GLOCAL

Nager, oui, mais dans la confusion

Les églises rouvrent, pas les stades de football: tout le monde n’est pas égal devant son opium, mais chacun, ou presque, se montre satisfait du Conseil fédéral. Bref, ça déconfine sec.

La messe oui, les matchs de foot non. Ainsi avance le déconfinement. En privilégiant, pourrait-on croire, le sérieux, le sacré et en renvoyant le futile à des jours meilleurs. Même si l’explication donnée par Alain Berset s’avère davantage pratique que hautement philosophique: les communautés religieuses se seraient engagées à fournir la liste des personnes présentes aux cérémonies. Façon de procéder moins envisageable lors d’un match de foot. Sans doute parce que même à la Pontaise on trouve davantage de monde dans les travées que dans n’importe quelle église, les dieux du stade ne connaissant pas la crise des vocations.
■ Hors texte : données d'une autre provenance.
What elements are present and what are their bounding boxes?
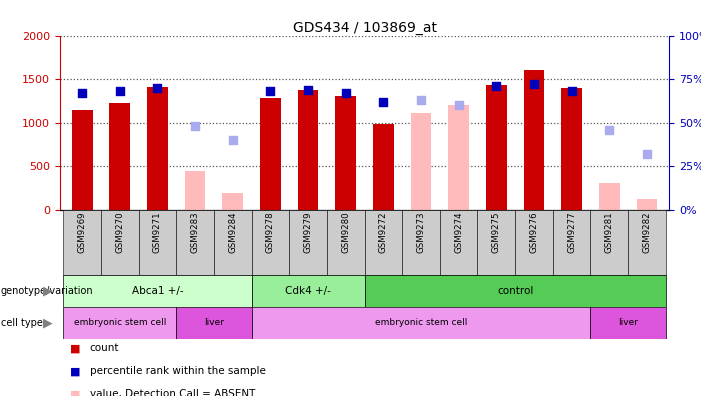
Point — [378, 99, 389, 105]
Text: Cdk4 +/-: Cdk4 +/- — [285, 286, 331, 296]
Text: ■: ■ — [70, 343, 81, 354]
Text: GSM9281: GSM9281 — [605, 212, 613, 253]
Title: GDS434 / 103869_at: GDS434 / 103869_at — [292, 21, 437, 34]
Bar — [298, 89, 318, 210]
Text: GSM9279: GSM9279 — [304, 212, 313, 253]
Text: liver: liver — [618, 318, 638, 327]
Bar — [101, 210, 139, 275]
Text: count: count — [90, 343, 119, 354]
Point — [340, 90, 351, 96]
Text: Abca1 +/-: Abca1 +/- — [132, 286, 183, 296]
Text: cell type: cell type — [1, 318, 43, 328]
Bar — [252, 275, 365, 307]
Text: GSM9282: GSM9282 — [642, 212, 651, 253]
Bar — [290, 210, 327, 275]
Bar — [524, 70, 544, 210]
Point — [189, 123, 200, 129]
Bar — [139, 210, 176, 275]
Text: ▶: ▶ — [43, 316, 53, 329]
Bar — [327, 210, 365, 275]
Text: GSM9277: GSM9277 — [567, 212, 576, 253]
Text: value, Detection Call = ABSENT: value, Detection Call = ABSENT — [90, 389, 255, 396]
Point — [529, 81, 540, 88]
Bar — [222, 193, 243, 210]
Point — [265, 88, 276, 95]
Bar — [260, 98, 281, 210]
Bar — [486, 85, 507, 210]
Text: GSM9276: GSM9276 — [529, 212, 538, 253]
Bar — [365, 210, 402, 275]
Text: GSM9274: GSM9274 — [454, 212, 463, 253]
Point — [114, 88, 125, 95]
Text: GSM9280: GSM9280 — [341, 212, 350, 253]
Bar — [590, 307, 666, 339]
Text: percentile rank within the sample: percentile rank within the sample — [90, 366, 266, 377]
Bar — [628, 210, 666, 275]
Bar — [411, 113, 431, 210]
Text: GSM9283: GSM9283 — [191, 212, 200, 253]
Point — [152, 85, 163, 91]
Text: GSM9284: GSM9284 — [229, 212, 237, 253]
Bar — [335, 96, 356, 210]
Text: GSM9270: GSM9270 — [116, 212, 124, 253]
Text: embryonic stem cell: embryonic stem cell — [74, 318, 166, 327]
Text: embryonic stem cell: embryonic stem cell — [375, 318, 467, 327]
Text: ▶: ▶ — [43, 285, 53, 297]
Text: GSM9272: GSM9272 — [379, 212, 388, 253]
Text: GSM9269: GSM9269 — [78, 212, 87, 253]
Bar — [214, 210, 252, 275]
Bar — [515, 210, 553, 275]
Text: liver: liver — [204, 318, 224, 327]
Bar — [147, 87, 168, 210]
Text: genotype/variation: genotype/variation — [1, 286, 93, 296]
Bar — [599, 183, 620, 210]
Text: GSM9275: GSM9275 — [492, 212, 501, 253]
Bar — [590, 210, 628, 275]
Point — [302, 86, 313, 93]
Text: GSM9271: GSM9271 — [153, 212, 162, 253]
Bar — [252, 210, 290, 275]
Bar — [477, 210, 515, 275]
Bar — [448, 105, 469, 210]
Bar — [637, 198, 658, 210]
Bar — [553, 210, 590, 275]
Point — [453, 102, 464, 109]
Bar — [109, 103, 130, 210]
Bar — [562, 88, 582, 210]
Bar — [63, 275, 252, 307]
Bar — [63, 210, 101, 275]
Bar — [185, 171, 205, 210]
Bar — [373, 124, 394, 210]
Text: GSM9278: GSM9278 — [266, 212, 275, 253]
Bar — [72, 110, 93, 210]
Point — [416, 97, 427, 103]
Text: ■: ■ — [70, 366, 81, 377]
Bar — [440, 210, 477, 275]
Point — [604, 127, 615, 133]
Bar — [365, 275, 666, 307]
Point — [227, 137, 238, 143]
Bar — [176, 307, 252, 339]
Point — [566, 88, 577, 95]
Text: GSM9273: GSM9273 — [416, 212, 426, 253]
Point — [641, 151, 653, 157]
Bar — [176, 210, 214, 275]
Text: control: control — [497, 286, 533, 296]
Bar — [252, 307, 590, 339]
Bar — [63, 307, 176, 339]
Text: ■: ■ — [70, 389, 81, 396]
Point — [76, 90, 88, 96]
Bar — [402, 210, 440, 275]
Point — [491, 83, 502, 89]
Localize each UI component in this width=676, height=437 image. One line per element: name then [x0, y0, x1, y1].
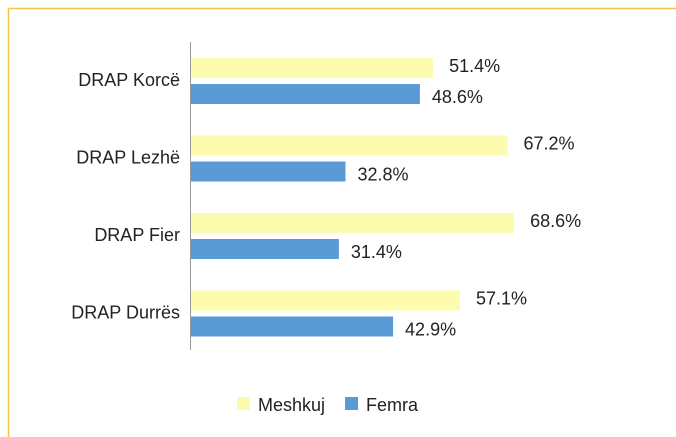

Bien sûr  le ministre ne pouvait pas s’en tenir là. Il lui fallait enrober cette annonce d’une solennité qui semble contagieuse, comme chaque fois que l’heure se fait grave: «Nous sentons depuis pas mal de temps ce besoin de pouvoir célébrer ensemble.» Ainsi prêcha l’abbé Berset qui déposait dans la foulée deux cerises sur le gâteau, avec l’autorisation de célébrer à nouveau mariages et baptêmes. Un triple alléluia donc.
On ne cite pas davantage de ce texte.